最近、少し印象的だったのが、多くの日本の方が「クライスラーが潰れたのは、クライスラーのクレジット・デフォルト・スワップ(CDS)を買っていた債権者がCDSで儲けるためにごねたからだ」なんて言ってたことです。
クライスラーが沈没した際、調整を拒否した債券保有者に対する政府の露骨な圧力があったわけですが、これがメディアで問題になると、すぐに民主党系のブログなどから上のような(あまりニュースを読まない人々向けの)ウワサ話があっという間に広まりました。
「金に汚いヘッジファンドなどの奴らが善良な自動車会社の労働者を痛めつけて、自分たちだけ儲けようとしている」ってわけです。しかし、そんな話が米国内の政治的な対立と関係ない日本のおじさんたちにまで広がっているのに少し感心してしまいました。
クライスラーのチャプター11の裁判所への提出書類(”White & Case”と”Chrysler”でググれば山のように出てきます)を見れば、米政府の調整を拒否したいわゆる「Non TARP Lenders」がCDSの類いを保有していなかったのは明らかなんですが、なんとなく日本人のウワサや「裏のハナシ」の類いに対する本質的な弱さみたいなものが透けて見えてあまり気持ちの良いものではありません。
ところで、クライスラーの件に関しては、調整を拒否した投資銀行の「Perella Weinberg Partners」に対して、ホワイトハウスが「いつまでもゴネてると、ホワイトハウスの報道力を使ってお前とこの評判をメチャクチャにしてやる」と脅したとかという、これまた本当とも何とも分からないハナシも漏れており、GMでの「本番」のための「見せしめ」の効果は十分にあったのではないでしょうか。

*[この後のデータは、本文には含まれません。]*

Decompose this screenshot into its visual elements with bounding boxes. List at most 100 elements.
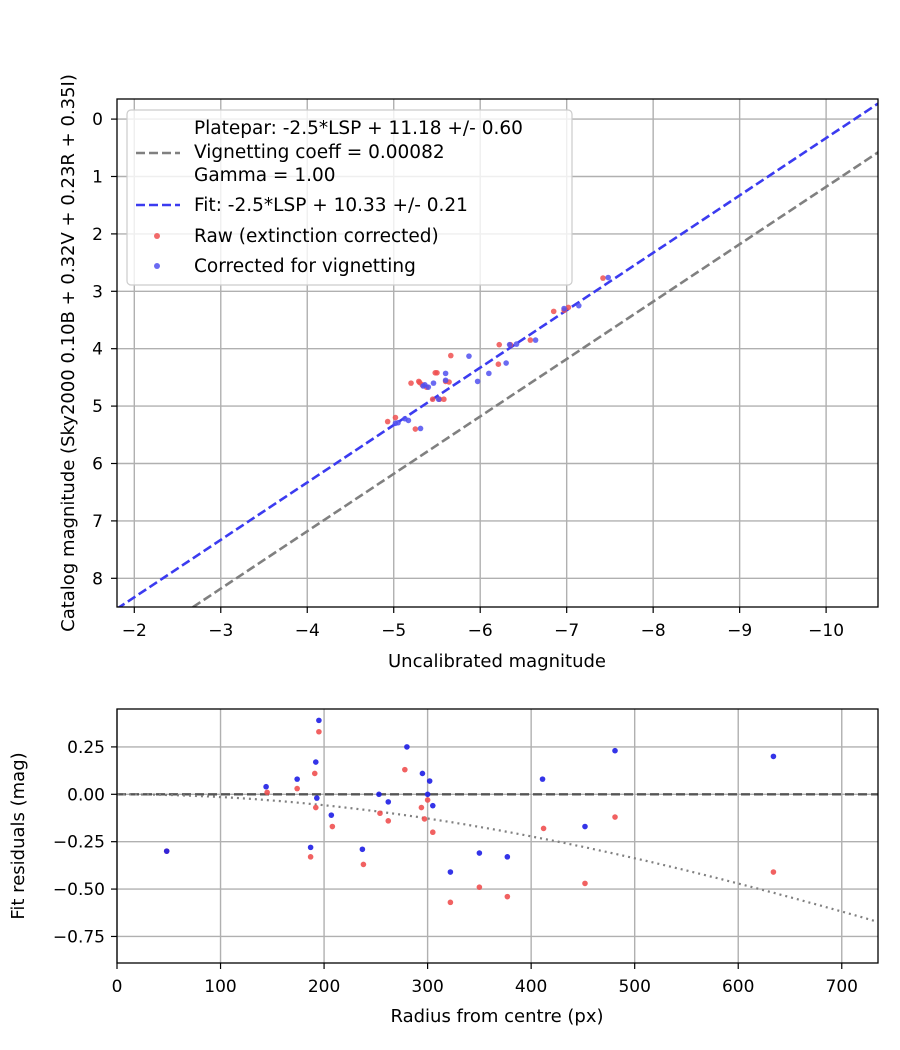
top-y-axis-label: Catalog magnitude (Sky2000 0.10B + 0.32V… [58,74,79,632]
corrected-residual-point [419,770,426,777]
corrected-residual-point [385,799,392,805]
legend-corrected-swatch [154,263,160,269]
raw-residual-point [612,814,618,820]
corrected-residual-point [328,812,335,818]
raw-residual-point [418,804,425,811]
raw-point [527,337,534,343]
corrected-point [506,341,513,348]
legend-gamma-label: Gamma = 1.00 [194,165,336,186]
corrected-residual-point [307,844,314,851]
corrected-residual-point [447,869,454,875]
raw-residual-point [385,818,392,824]
bottom-x-tick-label: 0 [112,977,123,997]
bottom-x-tick-label: 400 [515,977,547,997]
raw-point [408,380,414,386]
raw-residual-point [540,825,547,832]
corrected-residual-point [476,850,483,856]
bottom-reference-lines [117,793,879,923]
raw-residual-point [264,789,270,796]
top-x-ticks: −2 −3 −4 −5 −6 −7 −8 −9 −10 [122,607,844,641]
corrected-point [425,384,432,390]
raw-residual-point [421,816,428,822]
top-y-ticks: 0 1 2 3 4 5 6 7 8 [92,110,117,589]
corrected-residual-point [612,747,618,754]
corrected-point [466,353,472,359]
bottom-x-tick-label: 600 [722,977,754,997]
bottom-y-tick-label: 0.25 [67,738,105,758]
legend-raw-label: Raw (extinction corrected) [194,226,439,247]
residuals-plot: 0 100 200 300 400 500 600 700 0.25 0.00 −0.25 −0.5… [8,708,879,1027]
fit-line [117,102,878,607]
bottom-x-tick-label: 700 [826,977,858,997]
raw-point [600,275,606,281]
bottom-plot-frame [116,708,879,964]
corrected-point [561,305,567,312]
raw-point [565,304,572,311]
raw-residual-point [402,766,408,773]
raw-point [448,352,454,359]
corrected-point [442,370,449,377]
top-fit-lines [117,102,878,607]
top-y-tick-label: 4 [92,340,103,360]
bottom-x-tick-label: 200 [308,977,340,997]
raw-residual-point [316,728,322,735]
legend-raw-swatch [154,233,160,239]
bottom-x-tick-label: 100 [204,977,236,997]
top-y-tick-label: 6 [92,454,103,474]
raw-point [412,426,419,432]
raw-residual-point [360,861,367,868]
corrected-residual-point [426,778,433,784]
corrected-residual-point [263,783,269,790]
top-y-tick-label: 1 [92,167,103,187]
corrected-point [395,419,401,426]
corrected-residual-point [316,717,322,724]
raw-point [392,414,399,421]
corrected-point [503,360,509,366]
bottom-y-axis-label: Fit residuals (mag) [8,752,29,919]
corrected-point [605,274,611,281]
raw-residual-point [429,829,436,836]
corrected-point [430,380,437,386]
top-x-axis-label: Uncalibrated magnitude [388,651,606,672]
vignetting-curve [117,793,879,923]
raw-residual-point [294,785,300,792]
bottom-y-ticks: 0.25 0.00 −0.25 −0.50 −0.75 [53,738,117,947]
platepar-line [190,151,878,607]
corrected-point [532,337,539,343]
top-x-tick-label: −8 [641,621,666,641]
legend-box [126,109,573,286]
top-y-tick-label: 0 [92,110,103,130]
bottom-x-tick-label: 300 [411,977,443,997]
raw-point [550,308,557,315]
raw-residual-point [770,869,777,875]
raw-residual-point [329,823,336,830]
corrected-residual-point [429,802,436,809]
raw-point [429,396,436,403]
top-plot-frame [116,98,879,608]
bottom-y-tick-label: −0.75 [53,927,105,947]
top-x-tick-label: −10 [808,621,844,641]
raw-point [495,361,502,367]
legend-corrected-label: Corrected for vignetting [194,256,416,277]
corrected-residual-point [504,854,511,860]
corrected-point [417,425,424,432]
corrected-residual-point [582,823,588,830]
raw-residual-point [312,804,319,811]
corrected-residual-point [539,776,546,782]
bottom-y-tick-label: −0.50 [53,880,105,900]
top-x-tick-label: −9 [727,621,752,641]
corrected-point [435,396,442,403]
raw-residual-point [307,854,314,860]
top-x-tick-label: −3 [208,621,233,641]
magnitude-plot: −2 −3 −4 −5 −6 −7 −8 −9 −10 0 1 2 3 4 5 6 7 8 Uncalibrat… [58,74,879,672]
top-x-tick-label: −6 [468,621,493,641]
top-x-tick-label: −7 [554,621,579,641]
bottom-x-axis-label: Radius from centre (px) [390,1006,603,1027]
raw-point [432,370,439,376]
top-y-tick-label: 8 [92,569,103,589]
top-y-tick-label: 2 [92,225,103,245]
raw-residual-point [582,880,588,887]
raw-residual-point [424,797,431,803]
corrected-residual-point [376,791,382,798]
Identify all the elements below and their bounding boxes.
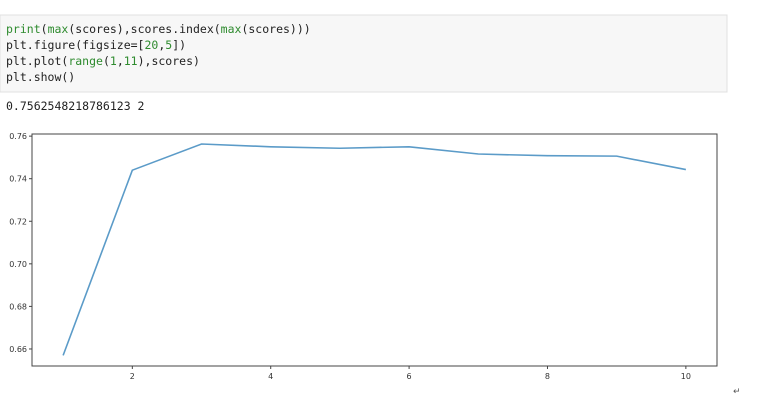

クライスラーの「Non TARP Lenders」たちは、政府相手に戦っても金がかかるだけと見ると、「徹底抗戦」なんて言わずにあっさりと撤退しましたが、さすがにお金にはシビアでちゃんと正気は保っているようです。
しかし、クライスラーにしてもGMにしても米政府はとんでもないところにまで手を突っ込んでしまったものです。禍根を残すことになると思います。